More polling, this from Gallup:
With the Supreme Court set to hear arguments on a challenge to the Defense of Marriage Act, Gallup finds that Americans generally support giving insurance, tax, and Social Security benefits to same-sex spouses of federal employees.
Greg Mitchell:
Reviewing This Week's Mea Culpas on Iraq: The Good, the Bad and the Ugly
Hugh Bailey:
"Like most rights, the Second Amendment right is not unlimited. It is not a right to keep and carry any weapon whatsoever in any manner whatsoever and for whatever purpose." These are words of an extremist.
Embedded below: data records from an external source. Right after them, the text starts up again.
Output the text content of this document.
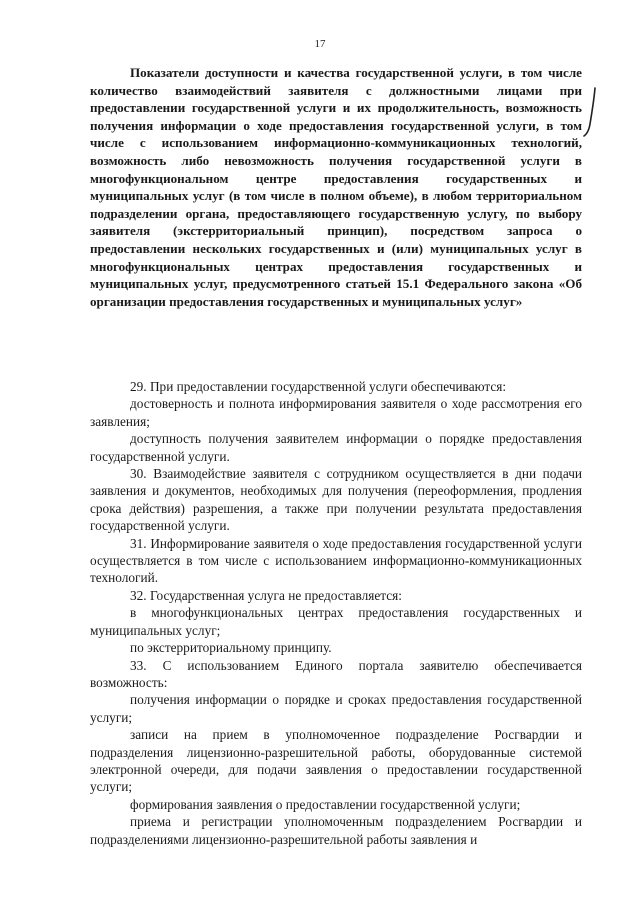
17

Показатели доступности и качества государственной услуги, в том числе количество взаимодействий заявителя с должностными лицами при предоставлении государственной услуги и их продолжительность, возможность получения информации о ходе предоставления государственной услуги, в том числе с использованием информационно-коммуникационных технологий, возможность либо невозможность получения государственной услуги в многофункциональном центре предоставления государственных и муниципальных услуг (в том числе в полном объеме), в любом территориальном подразделении органа, предоставляющего государственную услугу, по выбору заявителя (экстерриториальный принцип), посредством запроса о предоставлении нескольких государственных и (или) муниципальных услуг в многофункциональных центрах предоставления государственных и муниципальных услуг, предусмотренного статьей 15.1 Федерального закона «Об организации предоставления государственных и муниципальных услуг»

29. При предоставлении государственной услуги обеспечиваются:

достоверность и полнота информирования заявителя о ходе рассмотрения его заявления;

доступность получения заявителем информации о порядке предоставления государственной услуги.

30. Взаимодействие заявителя с сотрудником осуществляется в дни подачи заявления и документов, необходимых для получения (переоформления, продления срока действия) разрешения, а также при получении результата предоставления государственной услуги.

31. Информирование заявителя о ходе предоставления государственной услуги осуществляется в том числе с использованием информационно-коммуникационных технологий.

32. Государственная услуга не предоставляется:

в многофункциональных центрах предоставления государственных и муниципальных услуг;

по экстерриториальному принципу.

33. С использованием Единого портала заявителю обеспечивается возможность:

получения информации о порядке и сроках предоставления государственной услуги;

записи на прием в уполномоченное подразделение Росгвардии и подразделения лицензионно-разрешительной работы, оборудованные системой электронной очереди, для подачи заявления о предоставлении государственной услуги;

формирования заявления о предоставлении государственной услуги;

приема и регистрации уполномоченным подразделением Росгвардии и подразделениями лицензионно-разрешительной работы заявления и
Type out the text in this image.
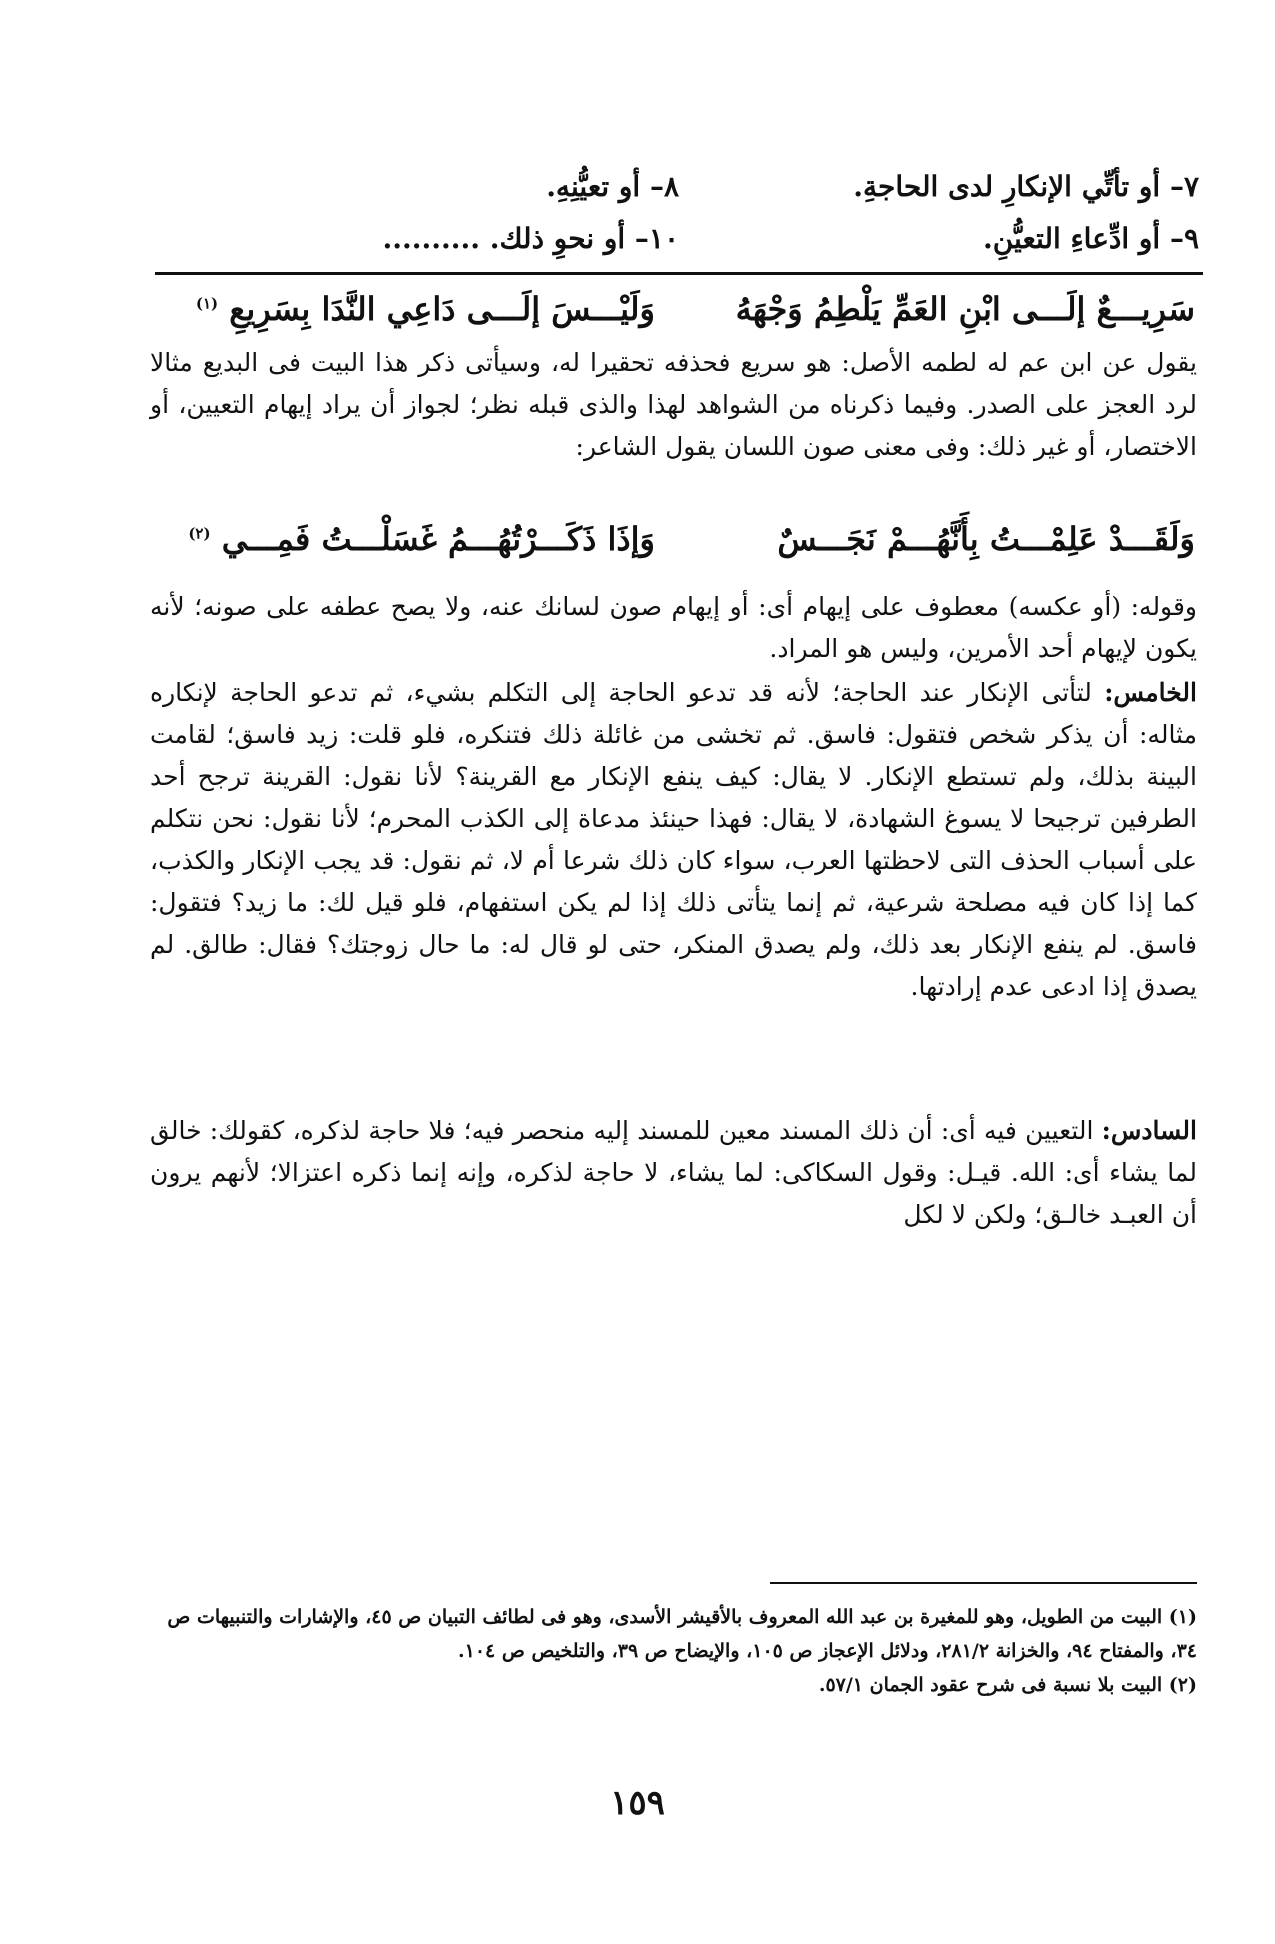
٧– أو تأتِّي الإنكارِ لدى الحاجةِ.
٨– أو تعيُّنِهِ.
٩– أو ادِّعاءِ التعيُّنِ.
١٠– أو نحوِ ذلك. ..........
سَرِيـــعٌ إلَـــى ابْنِ العَمِّ يَلْطِمُ وَجْهَهُ
وَلَيْـــسَ إلَـــى دَاعِي النَّدَا بِسَرِيعِ $^{(١)}$

يقول عن ابن عم له لطمه الأصل: هو سريع فحذفه تحقيرا له، وسيأتى ذكر هذا البيت فى البديع مثالا لرد العجز على الصدر. وفيما ذكرناه من الشواهد لهذا والذى قبله نظر؛ لجواز أن يراد إيهام التعيين، أو الاختصار، أو غير ذلك: وفى معنى صون اللسان يقول الشاعر:

وَلَقَـــدْ عَلِمْـــتُ بِأَنَّهُـــمْ نَجَـــسٌ
وَإذَا ذَكَـــرْتُهُـــمُ غَسَلْـــتُ فَمِـــي $^{(٢)}$

وقوله: (أو عكسه) معطوف على إيهام أى: أو إيهام صون لسانك عنه، ولا يصح عطفه على صونه؛ لأنه يكون لإيهام أحد الأمرين، وليس هو المراد.

الخامس: لتأتى الإنكار عند الحاجة؛ لأنه قد تدعو الحاجة إلى التكلم بشيء، ثم تدعو الحاجة لإنكاره مثاله: أن يذكر شخص فتقول: فاسق. ثم تخشى من غائلة ذلك فتنكره، فلو قلت: زيد فاسق؛ لقامت البينة بذلك، ولم تستطع الإنكار. لا يقال: كيف ينفع الإنكار مع القرينة؟ لأنا نقول: القرينة ترجح أحد الطرفين ترجيحا لا يسوغ الشهادة، لا يقال: فهذا حينئذ مدعاة إلى الكذب المحرم؛ لأنا نقول: نحن نتكلم على أسباب الحذف التى لاحظتها العرب، سواء كان ذلك شرعا أم لا، ثم نقول: قد يجب الإنكار والكذب، كما إذا كان فيه مصلحة شرعية، ثم إنما يتأتى ذلك إذا لم يكن استفهام، فلو قيل لك: ما زيد؟ فتقول: فاسق. لم ينفع الإنكار بعد ذلك، ولم يصدق المنكر، حتى لو قال له: ما حال زوجتك؟ فقال: طالق. لم يصدق إذا ادعى عدم إرادتها.

السادس: التعيين فيه أى: أن ذلك المسند معين للمسند إليه منحصر فيه؛ فلا حاجة لذكره، كقولك: خالق لما يشاء أى: الله. قيـل: وقول السكاكى: لما يشاء، لا حاجة لذكره، وإنه إنما ذكره اعتزالا؛ لأنهم يرون أن العبـد خالـق؛ ولكن لا لكل

(١) البيت من الطويل، وهو للمغيرة بن عبد الله المعروف بالأقيشر الأسدى، وهو فى لطائف التبيان ص ٤٥، والإشارات والتنبيهات ص ٣٤، والمفتاح ٩٤، والخزانة ٢٨١/٢، ودلائل الإعجاز ص ١٠٥، والإيضاح ص ٣٩، والتلخيص ص ١٠٤.

(٢) البيت بلا نسبة فى شرح عقود الجمان ٥٧/١.

١٥٩
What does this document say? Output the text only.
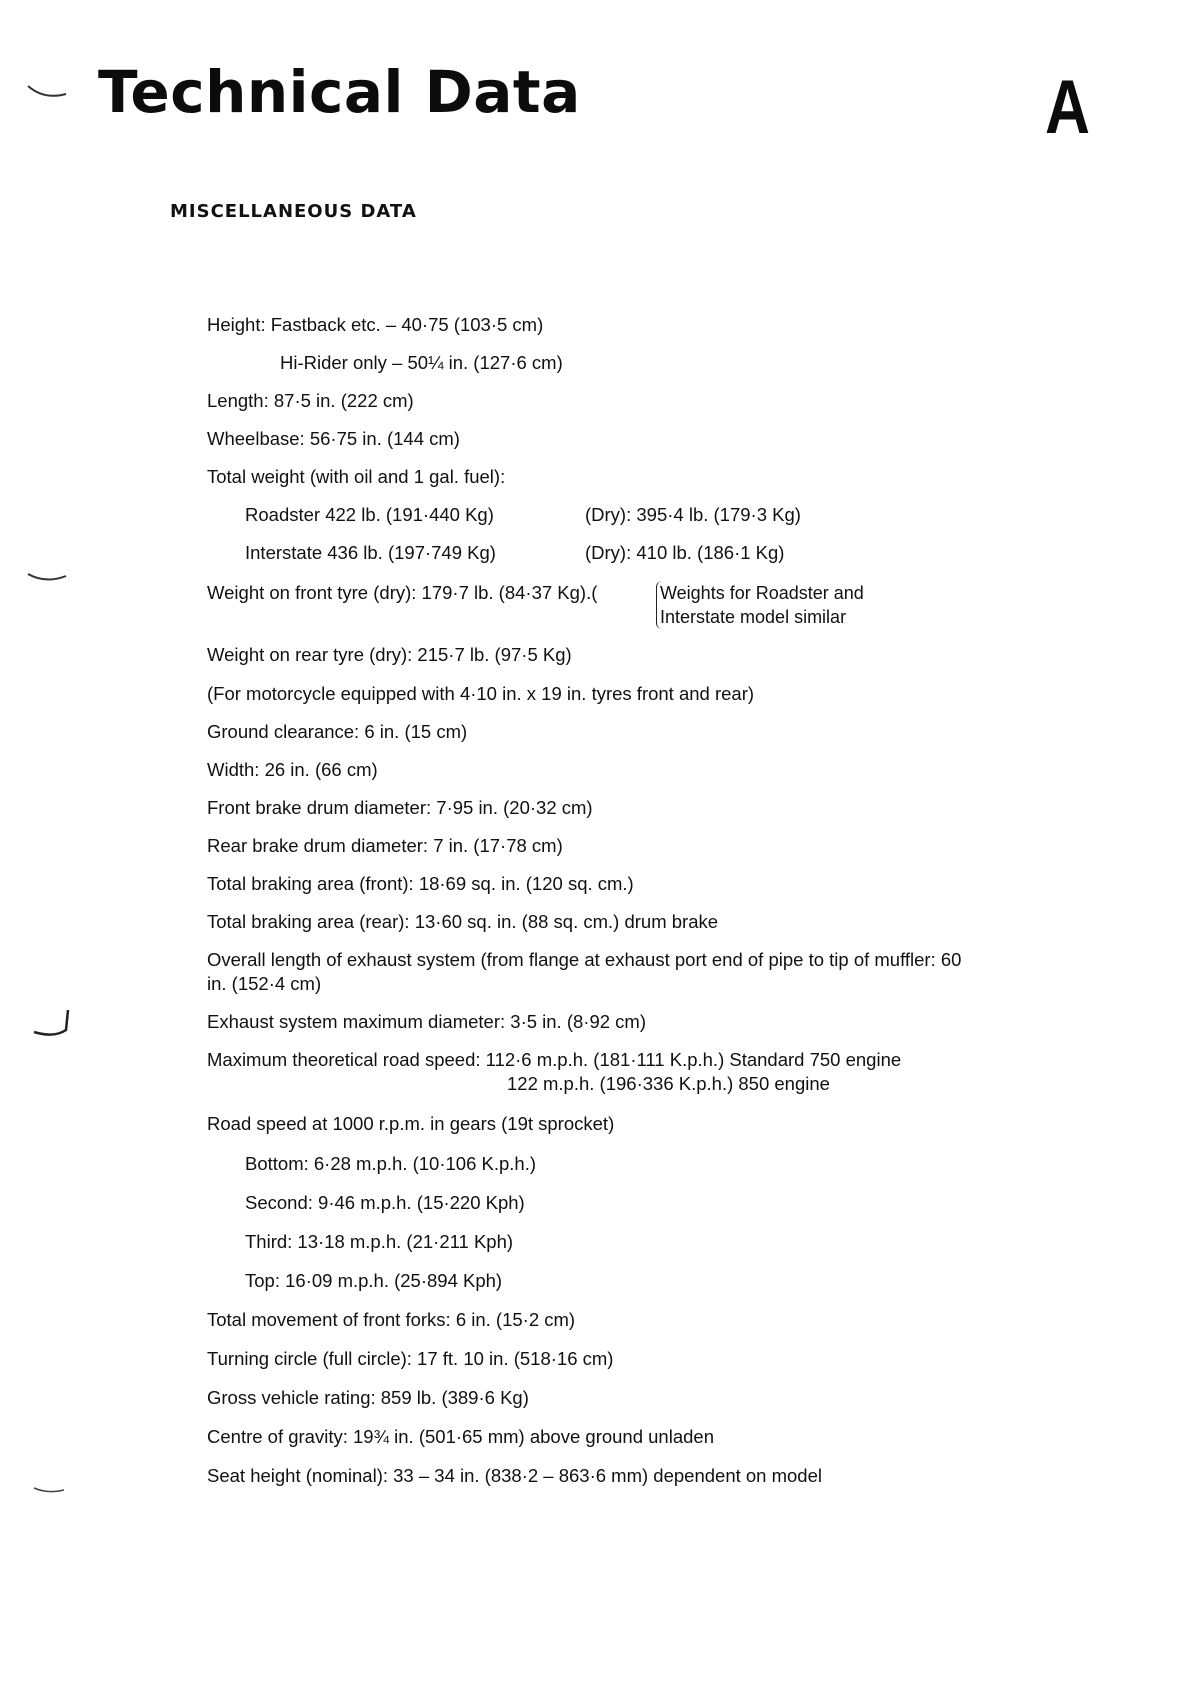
Technical Data	A
MISCELLANEOUS DATA
Height: Fastback etc. – 40·75 (103·5 cm)
Hi-Rider only – 50¼ in. (127·6 cm)
Length: 87·5 in. (222 cm)
Wheelbase: 56·75 in. (144 cm)
Total weight (with oil and 1 gal. fuel):
Roadster 422 lb. (191·440 Kg)	(Dry): 395·4 lb. (179·3 Kg)
Interstate 436 lb. (197·749 Kg)	(Dry): 410 lb. (186·1 Kg)
Weight on front tyre (dry): 179·7 lb. (84·37 Kg).(	Weights for Roadster and
Interstate model similar
Weight on rear tyre (dry): 215·7 lb. (97·5 Kg)
(For motorcycle equipped with 4·10 in. x 19 in. tyres front and rear)
Ground clearance: 6 in. (15 cm)
Width: 26 in. (66 cm)
Front brake drum diameter: 7·95 in. (20·32 cm)
Rear brake drum diameter: 7 in. (17·78 cm)
Total braking area (front): 18·69 sq. in. (120 sq. cm.)
Total braking area (rear): 13·60 sq. in. (88 sq. cm.) drum brake
Overall length of exhaust system (from flange at exhaust port end of pipe to tip of muffler: 60 in. (152·4 cm)
Exhaust system maximum diameter: 3·5 in. (8·92 cm)
Maximum theoretical road speed: 112·6 m.p.h. (181·111 K.p.h.) Standard 750 engine
122 m.p.h. (196·336 K.p.h.) 850 engine
Road speed at 1000 r.p.m. in gears (19t sprocket)
Bottom: 6·28 m.p.h. (10·106 K.p.h.)
Second: 9·46 m.p.h. (15·220 Kph)
Third: 13·18 m.p.h. (21·211 Kph)
Top: 16·09 m.p.h. (25·894 Kph)
Total movement of front forks: 6 in. (15·2 cm)
Turning circle (full circle): 17 ft. 10 in. (518·16 cm)
Gross vehicle rating: 859 lb. (389·6 Kg)
Centre of gravity: 19¾ in. (501·65 mm) above ground unladen
Seat height (nominal): 33 – 34 in. (838·2 – 863·6 mm) dependent on model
Only some liberal could come up with this argument, which continues by claiming that any number of prohibitions and restrictions on guns passed by various legislatures, state and federal, are well within the rights guaranteed under the Constitution.
Who could have such obvious disrespect toward the clear meaning of the Founding Fathers?
Unfortunately for the gun lobby, this was the argument put forth by none other than Antonin Scalia, associate justice of the U.S. Supreme Court, considered by many people to be the foremost conservative legal mind in America today.
Chris Cillizza:
For everyone who predicted that the political world had changed post-Newtown, the gun legislation the Senate will debate early next month proves one thing: It hasn’t.
This is wrong at so many levels, including the curt dismissal in the article of important points (background checks matter most, an AWB was never going to pass the Senate this year) and not least of which is the idea that only what happens in Washington DC matters. Gun safety legislation has already passed in NY and CO and is soon to pass in CT. In fact, state level activity is summarized
here:
Most of the movement on gun legislation has been at the state level. Since Jan. 1, a raft of new bills has been introduced, with 574 proposed bills to strengthen gun controls, and 512 to bolster gun rights, according to a new analysis by the Law Center to Prevent Gun Violence, which tracks state gun laws. Connecticut alone has introduced more than 100 gun-control measures and as well as a handful of gun-rights bills since the shooting.
And yes, much of it is happening because of Newtown.